Abercrombie is relying mainly on tax increases of various kinds to finance his plans, with relatively little sign of re-prioritizing and reallocating. There have been few announcements of new federal funds coming Hawai‘i’s way.

He not only made big campaign promises, but was especially cocky in purporting to know it all as to where we stood and what needed to be done.

If truth in advertising has any meaning anymore in political campaigning, the governor owes us a better accounting of how his proposals stack up against what he promised.

Hawai‘i lawmakers hunger for free meals

March 1, 2011

Ethics laws governing Hawai‘i public officials are so lax that I didn’t think further loosening was possible.

But cutting themselves ethical slack is one of our legislators’ special areas of creativity, and they’ve done it again with a bill up for hearing before the Senate Judiciary Committee at 9 a.m. today that would allow lawmakers and other state officials to accept wining and dining from special interests with virtual impunity.
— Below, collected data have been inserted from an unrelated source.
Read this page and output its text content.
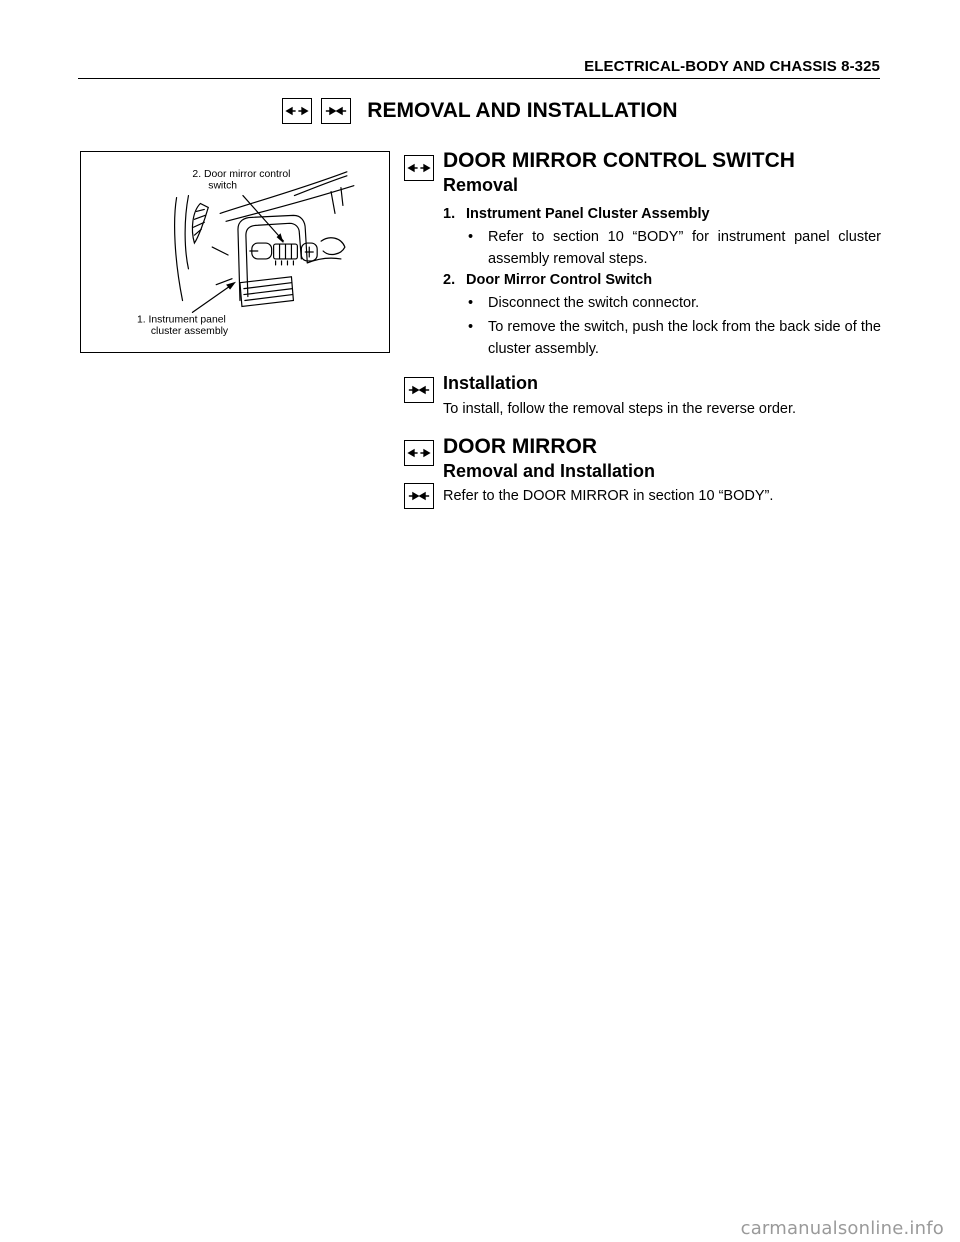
ELECTRICAL-BODY AND CHASSIS 8-325

REMOVAL AND INSTALLATION
2. Door mirror control
switch
1. Instrument panel
cluster assembly
DOOR MIRROR CONTROL SWITCH
Removal
1. Instrument Panel Cluster Assembly
• Refer to section 10 “BODY” for instrument panel cluster assembly removal steps.
2. Door Mirror Control Switch
• Disconnect the switch connector.
• To remove the switch, push the lock from the back side of the cluster assembly.
Installation
To install, follow the removal steps in the reverse order.
DOOR MIRROR
Removal and Installation
Refer to the DOOR MIRROR in section 10 “BODY”.
carmanualsonline.info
The original version of SB 671, introduced by Democratic Sen. Les Ihara and Republican Sen. Sam Slom, was a noble attempt to tighten reporting requirements on those who seek to influence legislators by requiring monthly disclosures from lobbyists and their clients when the Legislature is in session.

The amended version being heard today is a gut-and-replace job that weakens a current law barring acceptance of any gift intended to influence or reward official action with a more liberal rule that allows gifts of up to $200 from special interests, even if they are intended to influence and reward.

The amended measure allows legislators to accept and even solicit from lobbying interests food and beverages, travel and free tickets to charity, cultural, political or community events.

It’s pretty pathetic when our senators’ brightest idea for better government in the public interest is more freebies for themselves.